My search criteria was simple – look at the pictures on Amazon and try to find some that had similar over-the-ear form factors to the ones I really, really, really liked but can’t get any more.
These guys – remember? GREAT running earbuds – no longer made.
So I went out and got these:
These green things are from a company called “Mucro” – never heard of them, but the shape was right. The fit is better than on the generic “NOT-over-the-ear” designs, but not real comfortable. This set has volume and next/back controls on the cord where the others don’t. But that’s not a benefit that offsets the fact that the sound is very tinny and marginal. In fact, the sound sucks.
The orange set is from Philips – it might be made by the “Philips” that’s the huge electronic conglomerate that has a lot of high end stuff, but for something I impulse bought on Amazon I wouldn’t bet my life on it. These are more simple than the green Musco set, lacking the in-line controls that I never use to begin with. But they fit pretty well (although not as über fantastic as the blue Sony set that is my gold standard) and the sound is much better than the Musco (although not as über fantastic as the blue Sony set that is my gold standard).

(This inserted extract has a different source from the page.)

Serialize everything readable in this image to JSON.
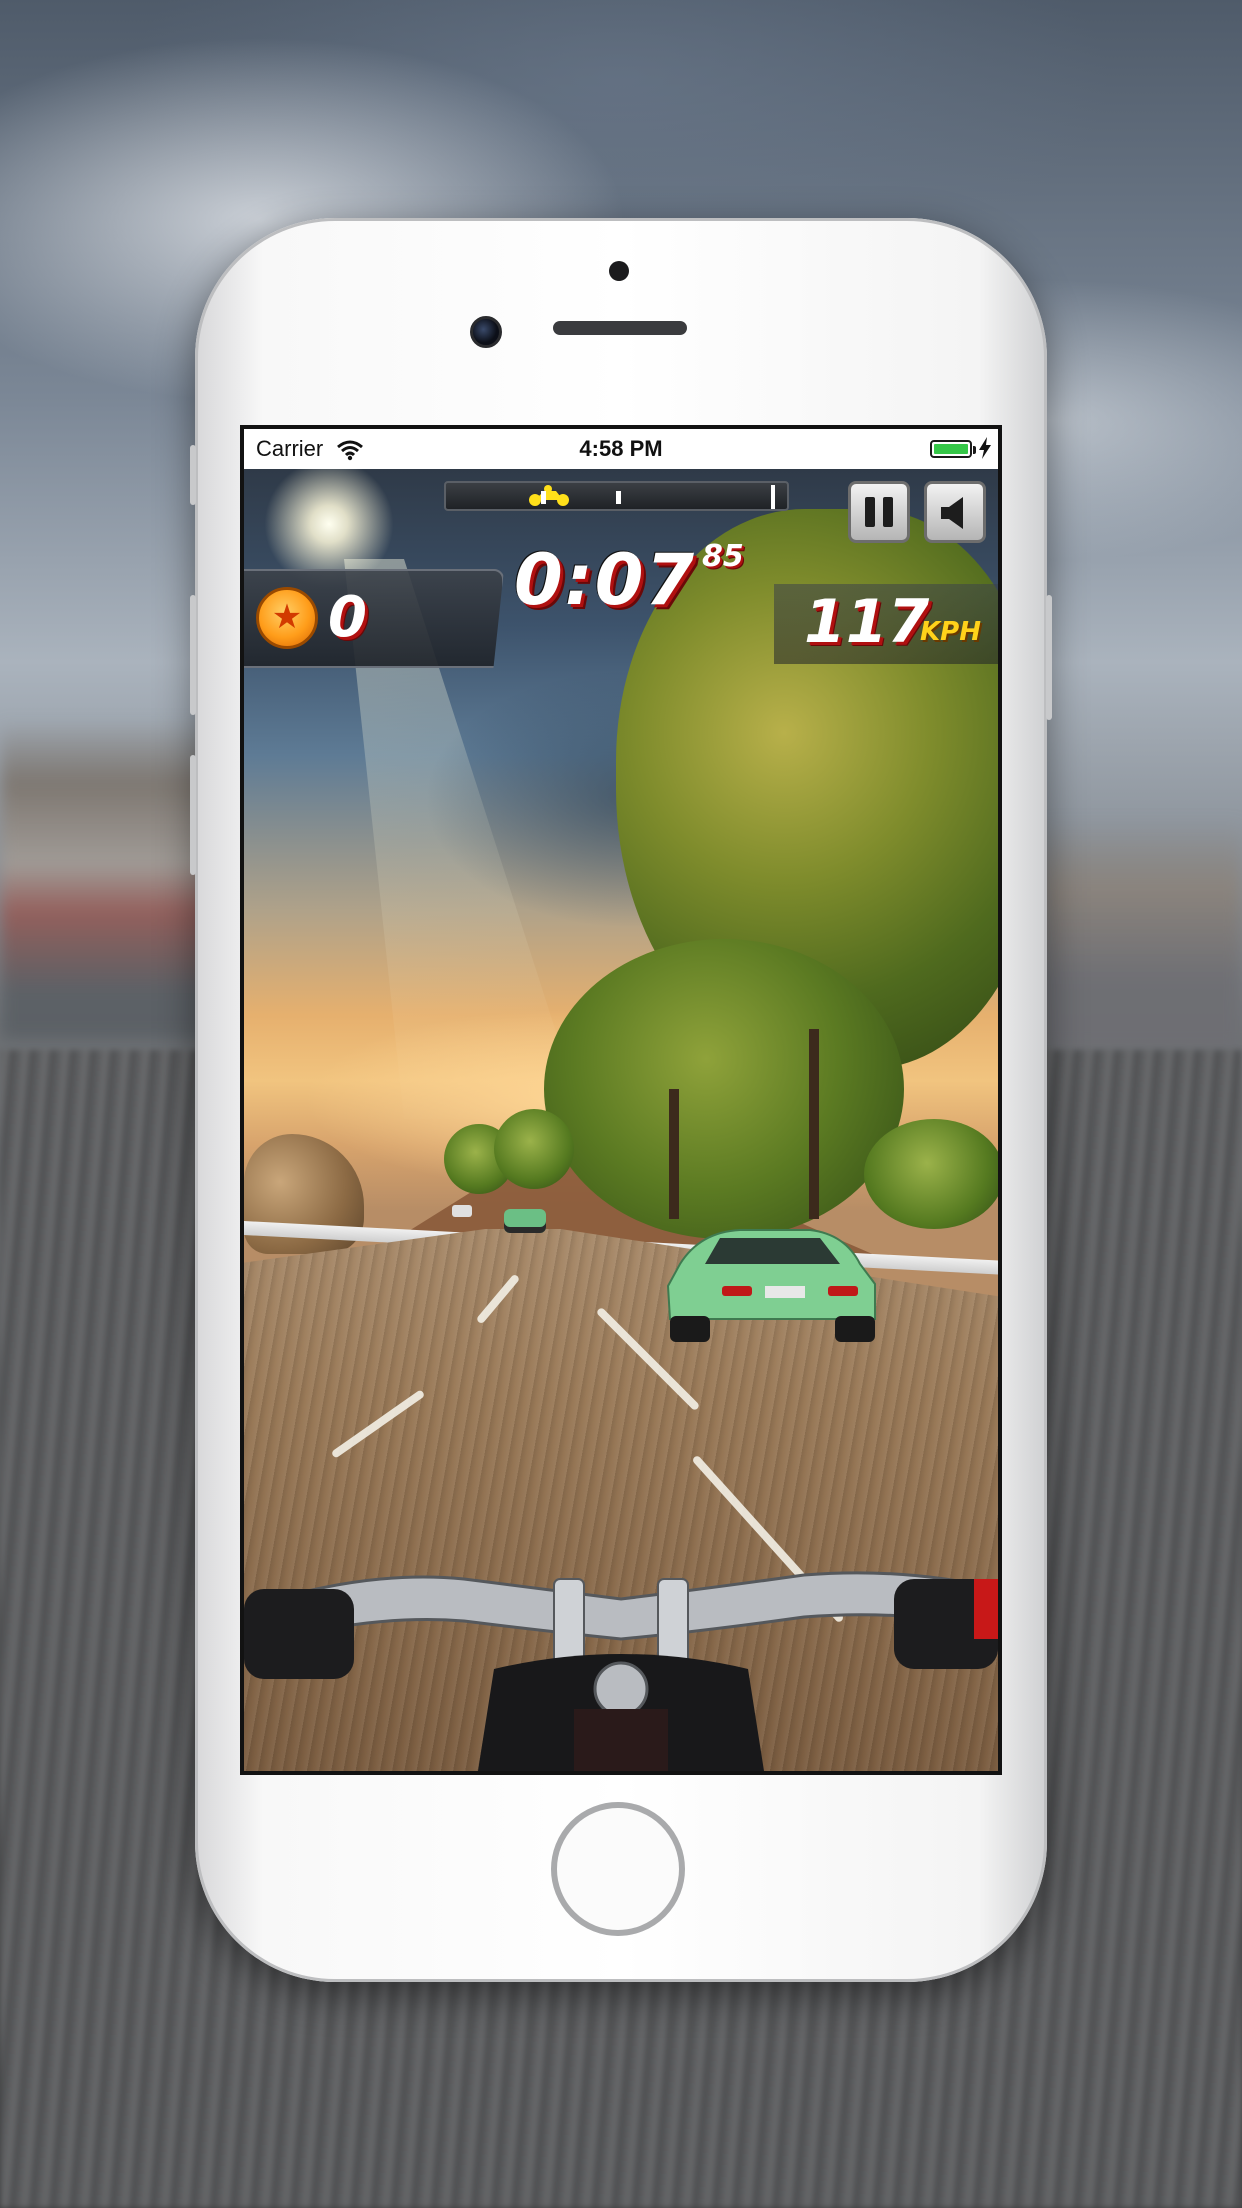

I suspect the orange set will be fine if I’m out running or exercising and sound quality isn’t critical. If I’m at mile eight of a twelve-mile run, I need distraction and entertainment, not concert-hall quality sound.
I would still love to find a few pair of those old Sonys…
The other thing I would note about both the Mucro and the Phillips – both were $19.90 including tax and shipping from Amazon, so it’s not like I was spending top dollar for premium sound. You buy something cheap, you get something cheap. On the other hand, for some applications, good enough is good enough.
Next step (sometime before the end of 2019 due to my copious free time being even more not-so-copious at the moment) is to go into a store and look at actual headphones (like Beats), wired and wireless, for that really good sound that I would like if I’m just listening at home or in the office. I might have to (and be willing to) spend a few more dollars there.